“Persisted” column is not used
-
17-03-2021 - |
Вопрос
I have a table with the following structure:
ItemID int
ItemType char(1)
Language char(2)
Localization char(2)
Literal nvarchar(4000)
which is used to translate the text of specific ItemID
to Literal
one. The Literal
column may contain HTML
tags. For a particular set of queries, these HTML
tags needs to be removed and because the sanitization is done with SQL CLR over thousands of rows, I prefer not to perform such on read.
So, I have added a persisted column like this:
ALTER TABLE [dbo].[table]
ADD [LiteralSanitized] AS NULLIF(CAST(LTRIM(RTRIM([dbo].[fn_Utils_RemoveAllHtmlTags] ([Literal]))) AS NVARCHAR(4000)), '') PERSISTED;
The table has only one index (the primary key) with the following definition:
ItemID, ItemType, Language, Localization
So the query was faster, but I am seeing some additional reads for this table:
Scan count - 2 vs 12,230
Logical reads - 3,234 vs 43,472
which might be normal as now I reading more data because of the column. So, I have added the following index:
(ItemID ASC, ItemType ASC, Language ASC, Localization ASC) INCLUDE ([LiteralSanitized])
but it is not used by the engine.

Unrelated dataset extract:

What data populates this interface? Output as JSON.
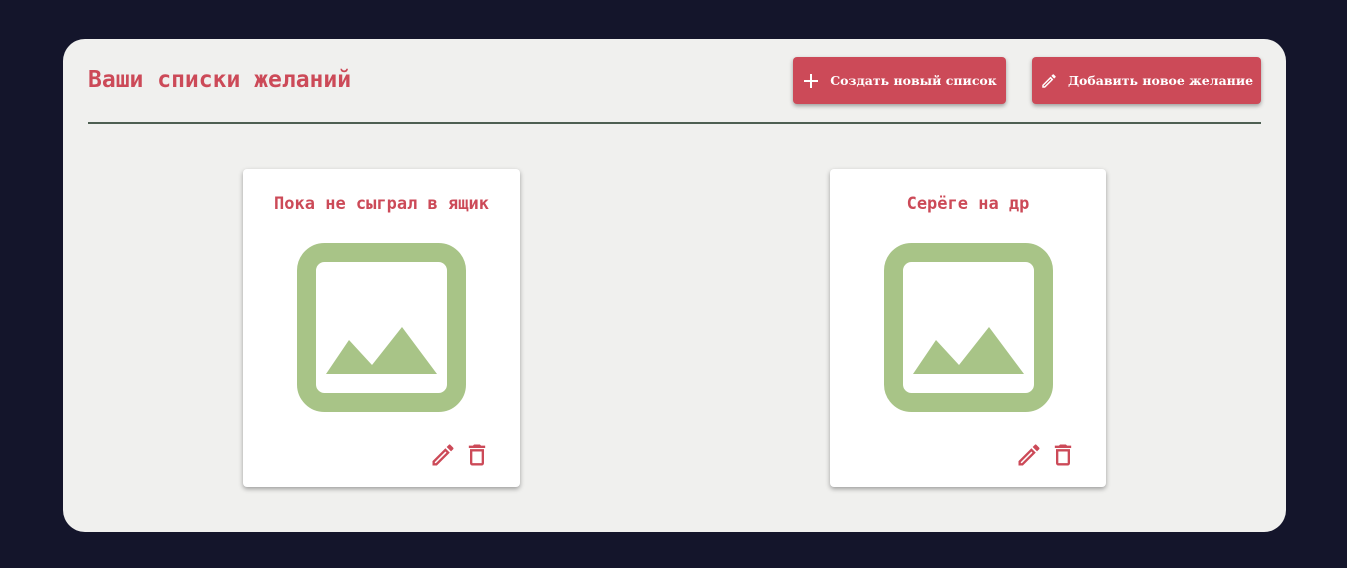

So, I try to force the engine to use it:
UPDATE #temp
SET [QuestionText] = PSGQ.[LiteralSanitized]
FROM #temp PQD
INNER JOIN [dbo].[table_with_translations] PSGQ WITH(INDEX = [the_new_index])
ON PQD.[ProtoQuestionID] = PSGQ.[ItemID]
WHERE PSGQ.[ItemType] = 'Q'
AND PSGQ.[Language] = @language
AND RTRIM(PSGQ.[Localization]) = ''
AND PSGQ.[LiteralSanitized] IS NOT NULL;
but the engine is doing the following:
- performs index scan (on my new index)
- then performs nested loop and key lookup with the clustered index
- extract the
literal
column
If my column is Persisted
, why the engine continues to try to return the Literal
column as it is even not needed?
Решение
The most likely answer to your question lies in this blog post from Paul White: Properly Persisted Computed Columns
The lack of optimizer cost model support means SQL Server assigns a small fixed cost to scalar computations, regardless of complexity or implementation. As a consequence, the server often decides to recompute a stored computed column value instead of reading the persisted or indexed value directly. This is particularly painful when the computed expression is expensive, for example when it involves calling a scalar user-defined function.
It sounds very much like SQL Server has decided that it would rather recompute the column value rather than read it from disk.
One solution, as mentioned by Paul, is to use trace flag 176 to disable computed column expansion.